On Friday the EU decided to introduce its first sanctions against Russia by issuing entry bans against a series of named persons, while also freezing Russian bank accounts.
Half the oil carried by ship
Half of all the oil exported from Russia is transported by ship, and this is one of the key business areas that has helped Sovcomflot reach its current size. Many of the western oil companies count among the carrier's clients, and Exxon alone receives 10 percent of Sovcomflot's oil transports. The company is also a big player in ice-class vessels and is active on the Northern Sea Route, where Sovcomflot has completed five sailings so far.
The carrier was founded in the Soviet Union in 1988 and started out by operating cruise ships and oil barges, though Sovcomflot quickly expanded within shipping and oil. Crude oil transports alone account for more than one third of the carrier's revenue today.

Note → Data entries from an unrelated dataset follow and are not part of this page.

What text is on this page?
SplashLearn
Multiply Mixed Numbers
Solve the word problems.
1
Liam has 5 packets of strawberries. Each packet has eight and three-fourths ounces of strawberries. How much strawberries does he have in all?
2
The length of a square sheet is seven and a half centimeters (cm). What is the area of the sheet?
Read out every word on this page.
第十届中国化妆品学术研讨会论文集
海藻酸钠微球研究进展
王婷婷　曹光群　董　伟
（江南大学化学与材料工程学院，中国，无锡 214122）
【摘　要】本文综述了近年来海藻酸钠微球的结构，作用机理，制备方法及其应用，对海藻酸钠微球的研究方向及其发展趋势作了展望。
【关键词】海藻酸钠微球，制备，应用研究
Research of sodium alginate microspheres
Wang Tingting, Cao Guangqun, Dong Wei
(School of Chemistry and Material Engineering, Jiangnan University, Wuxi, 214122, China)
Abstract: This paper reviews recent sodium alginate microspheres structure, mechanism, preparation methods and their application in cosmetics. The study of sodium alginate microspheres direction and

In addition to the many Western customers, Sovcomflot also has ties to a long list of western banks that have supplied financing for the carrier's growth. This list includes Nordea, Deutsche Bank, ING, HSH, and several others. The loans were provided based on a credit evaluation performed by the three major western rating bureaus; Standard & Poors, Moody's, and Fitch.
Sovcomflot has a strategy that runs until 2018 and focuses on maintaining the segments in which the carrier operates, while also expanding the fleet in specialized ships and supply vessels for the offshore sector.
The carrier finished 2013 with a deficit of USD 39.2 million, compared to a 2012 profit of USD 32.9 million. The company's revenue declined from USD 1.353 billion in 2012 to USD 1.262 billion. Sovcomflot attributes this development to the fact that the traditional tanker business is weighing the carrier down in tough market, though Sovcomflot adds that new investments developed positively.